Macrophage aging is pathogenic in numerous diseases, including age-related macular degeneration (AMD), a leading cause of blindness in older adults. Although prior studies have explored the functional consequences of macrophage aging, less is known about its cellular basis or what defines the transition from physiologic aging to disease. Here, we show that despite their frequent self-renewal, macrophages from old mice exhibited numerous signs of aging, such as impaired oxidative respiration. Transcriptomic profiling of aged murine macrophages revealed dysregulation of diverse cellular pathways, especially in cholesterol homeostasis, that manifested in altered oxysterol signatures. Although the levels of numerous oxysterols in human peripheral blood mononuclear cells and plasma exhibited age-associated changes, plasma 24-hydroxycholesterol levels were specifically associated with AMD. These novel findings demonstrate that oxysterol levels can discriminate disease from physiologic aging. Furthermore, modulation of cholesterol homeostasis may be a novel strategy for treating age-associated diseases in which macrophage aging is pathogenic.

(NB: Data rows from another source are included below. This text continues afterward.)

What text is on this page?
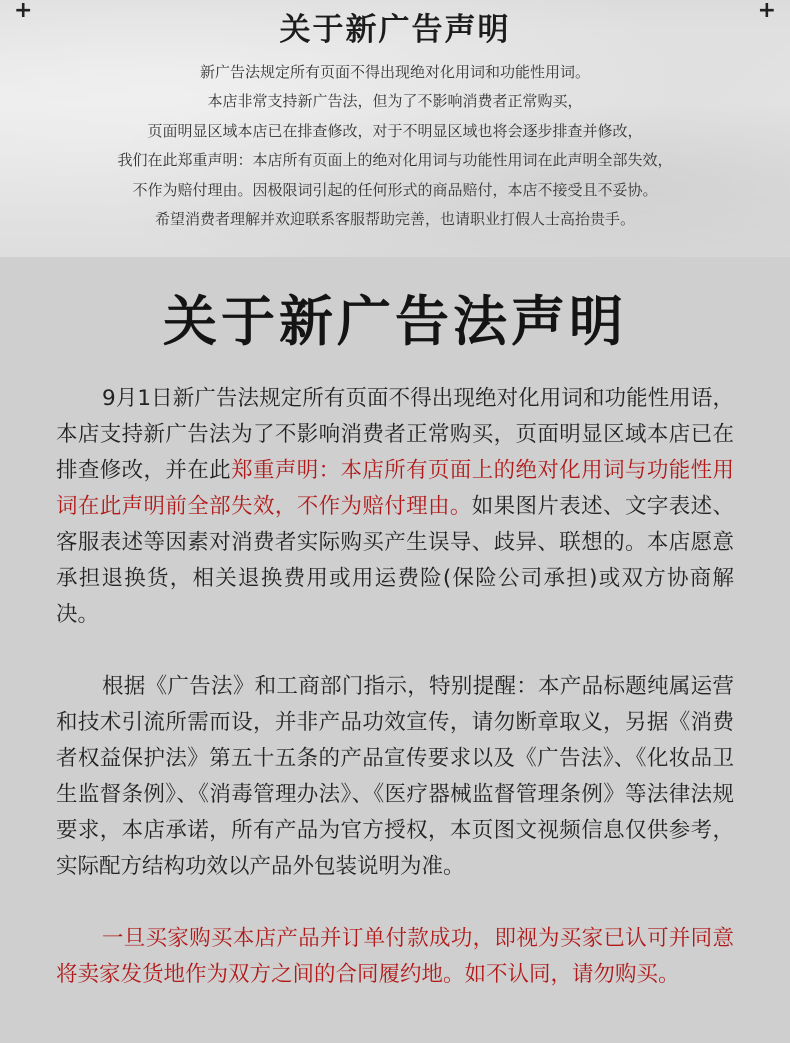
+	+
关于新广告声明
新广告法规定所有页面不得出现绝对化用词和功能性用词。
本店非常支持新广告法，但为了不影响消费者正常购买，
页面明显区域本店已在排查修改，对于不明显区域也将会逐步排查并修改，
我们在此郑重声明：本店所有页面上的绝对化用词与功能性用词在此声明全部失效，
不作为赔付理由。因极限词引起的任何形式的商品赔付，本店不接受且不妥协。
希望消费者理解并欢迎联系客服帮助完善，也请职业打假人士高抬贵手。
关于新广告法声明

9月1日新广告法规定所有页面不得出现绝对化用词和功能性用语，本店支持新广告法为了不影响消费者正常购买，页面明显区域本店已在排查修改，并在此郑重声明：本店所有页面上的绝对化用词与功能性用词在此声明前全部失效，不作为赔付理由。如果图片表述、文字表述、客服表述等因素对消费者实际购买产生误导、歧异、联想的。本店愿意承担退换货，相关退换费用或用运费险(保险公司承担)或双方协商解决。

根据《广告法》和工商部门指示，特别提醒：本产品标题纯属运营和技术引流所需而设，并非产品功效宣传，请勿断章取义，另据《消费者权益保护法》第五十五条的产品宣传要求以及《广告法》、《化妆品卫生监督条例》、《消毒管理办法》、《医疗器械监督管理条例》等法律法规要求，本店承诺，所有产品为官方授权，本页图文视频信息仅供参考，实际配方结构功效以产品外包装说明为准。

一旦买家购买本店产品并订单付款成功，即视为买家已认可并同意将卖家发货地作为双方之间的合同履约地。如不认同，请勿购买。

Highlights • Age-related macular degeneration (AMD) is a leading cause of blindness in older adults. • Macrophage aging is pathogenic in numerous diseases of the elderly, including AMD. • Cholesterol dyshomeostasis is a central feature of aged macrophages. Although therapies directed against vascular endothelial growth factor (VEGF) have revolutionized the therapeutic landscape for age-related macular degeneration (AMD), these drugs do not work for all patients. In this work, we characterize how innate immune cells known as macrophages change during aging to better understand the mechanisms underlying AMD pathogenesis. Furthermore, we identify the subset of these changes that are a part of healthy aging versus those that contribute to age-associated disease. Our results suggest that plasma levels of 24-hydroxycholesterol may be a candidate biomarker for pathologic macrophage aging.